Fiorentina, se vinci a Verona svolti veramente (via onefootball.com) fiorentinauno.com
La Fiorentina, al rientro dalla sosta nazionali, andrà a Verona per giocarsi un altro scontro salvezza contro la squadra di Sammarco. I punti di distanza tra le due compagini sono molti, ma la partita si prospetta insidiosa. All’andata fu dolorosa la sconfitta al Franchi, mentre oggi la svolta potrebbe essere dietro l’angolo.
Verona e Fiorentina si sfideranno nel prossimo incontro di Serie A, al rientro dalla sosta per le nazionali. Una partita fondamentale per i viola, chiamati a dare continuità agli ultimi risultati positivi. Gli uomini di Vanoli arriveranno a Verona forti di ben quattro risultati utili in campionato nelle ultime cinque: dopo le vittorie contro Pisa e Cremonese, i gigliati sono rimasti imbattuti anche contro Parma e Inter. L’unica nota stonata nel mese di marzo rimane quella di Udine, con il netto 3-0 rifilato dai friulani. Vanoli non dimenticherà sicuramente la dura sconfitta dell’andata contro l’Hellas, quando al Franchi fu Gift Orban, in pieno recupero, a beffare i gigliati.
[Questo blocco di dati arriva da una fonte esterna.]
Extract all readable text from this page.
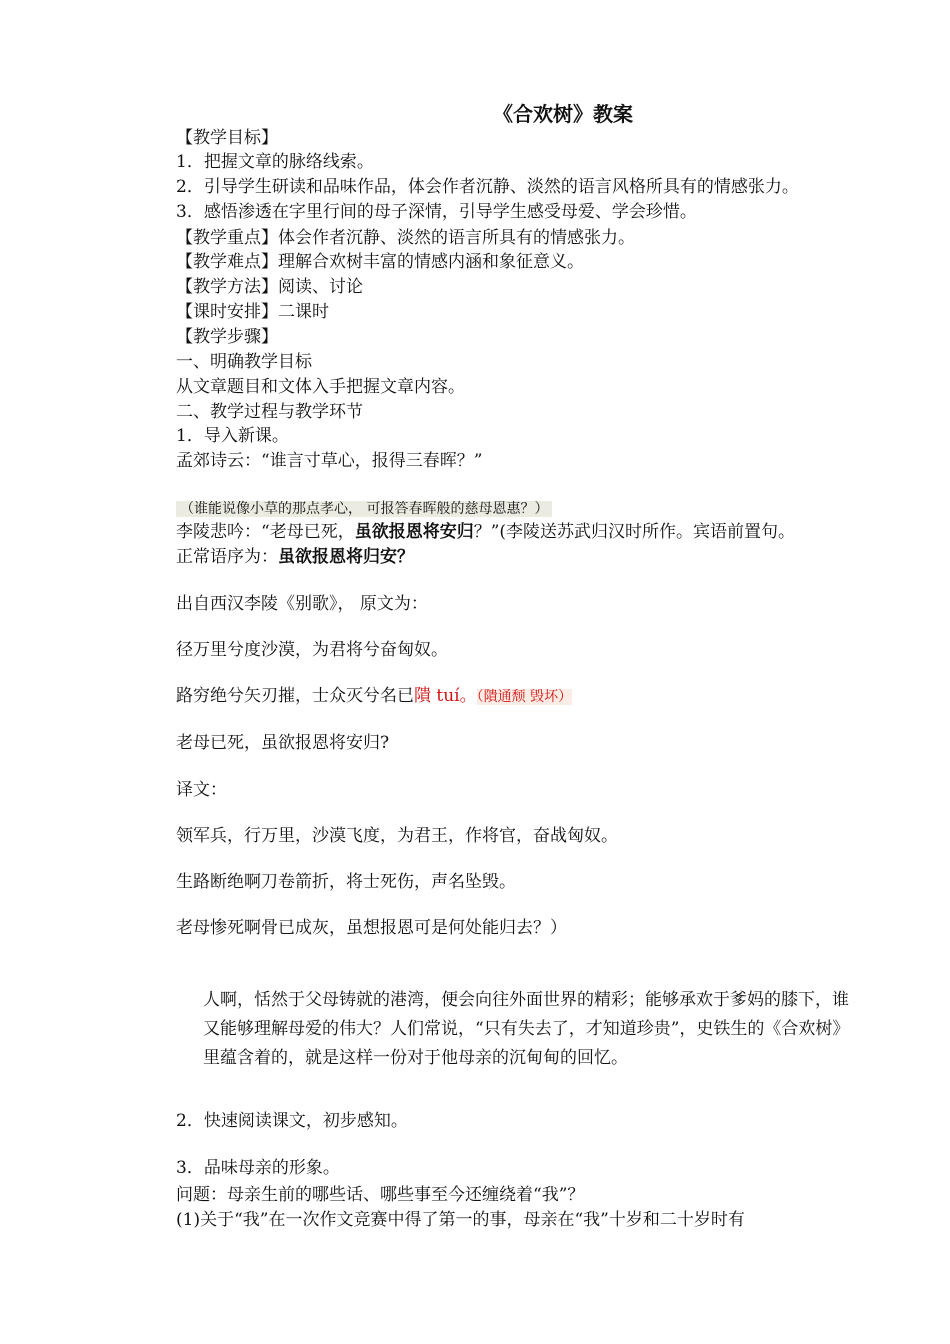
《合欢树》教案
【教学目标】
1．把握文章的脉络线索。
2．引导学生研读和品味作品，体会作者沉静、淡然的语言风格所具有的情感张力。
3．感悟渗透在字里行间的母子深情，引导学生感受母爱、学会珍惜。
【教学重点】体会作者沉静、淡然的语言所具有的情感张力。
【教学难点】理解合欢树丰富的情感内涵和象征意义。
【教学方法】阅读、讨论
【课时安排】二课时
【教学步骤】
一、明确教学目标
从文章题目和文体入手把握文章内容。
二、教学过程与教学环节
1．导入新课。
孟郊诗云：“谁言寸草心，报得三春晖？”
（谁能说像小草的那点孝心， 可报答春晖般的慈母恩惠？）
李陵悲吟：“老母已死，虽欲报恩将安归？”(李陵送苏武归汉时所作。宾语前置句。
正常语序为：虽欲报恩将归安？
出自西汉李陵《别歌》， 原文为：
径万里兮度沙漠，为君将兮奋匈奴。
路穷绝兮矢刃摧，士众灭兮名已隤 tuí。（隤通颓 毁坏）
老母已死，虽欲报恩将安归?
译文：
领军兵，行万里，沙漠飞度，为君王，作将官，奋战匈奴。
生路断绝啊刀卷箭折，将士死伤，声名坠毁。
老母惨死啊骨已成灰，虽想报恩可是何处能归去？）
人啊，恬然于父母铸就的港湾，便会向往外面世界的精彩；能够承欢于爹妈的膝下，谁又能够理解母爱的伟大？人们常说，“只有失去了，才知道珍贵”，史铁生的《合欢树》里蕴含着的，就是这样一份对于他母亲的沉甸甸的回忆。
2．快速阅读课文，初步感知。
3．品味母亲的形象。
问题：母亲生前的哪些话、哪些事至今还缠绕着“我”？
(1)关于“我”在一次作文竞赛中得了第一的事，母亲在“我”十岁和二十岁时有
La sua doppietta trascinò la Fiorentina in fondo alla classifica da sola, a -6 proprio dagli scaligeri. Una situazione sportivamente drammatica per i viola, quasi del tutto ribaltata nel girone di ritorno.
Alberto Di Chiara ha militato nella Fiorentina dal 1986 al 1991, collezionando 142 presenze e 10 gol in Serie A. Fu acquistato come ala, ma quell’anno il brasiliano Sebastião Lazaroni, neotecnico dei viola, decise di schierarlo in difesa, sul modello dei terzini d’attacco brasiliani. Una situazione che oggi potremmo rivedere in Fabiano Parisi, a ruolo naturalmente invertito.
Durante il programma Maracanà, a Tuttomercatoweb Radio, l’ex calciatore ha risposto ad alcune domande sulle possibili inseguitrici al titolo (Napoli e Milan). Successivamente il focus si è spostato sulla partita della Fiorentina, uscita indenne dalla sfida del Franchi contro l’Inter. Così Di Chiara ha commentato: “Ho visto una reazione, l’Inter era molto compassata in realtà. Hanno fatto tanti passaggi i nerazzurri, lenta e prevedibile. La Fiorentina ha reagito bene al gol-lampo. Ora a Verona la Fiorentina potrebbe dare una svolta con una vittoria.”
In chiusura di intervista, all’ex terzino della Fiorentina è stato chiesto un parere personale sull’episodio legato al possibile fallo di mano di Pongracic: “Ne hanno dati anche di peggio, per me non è mai rigore in una situazione così ma come regolamento in teoria…però è in corsa, come fai a darlo? Però non c’è equità di giudizio”.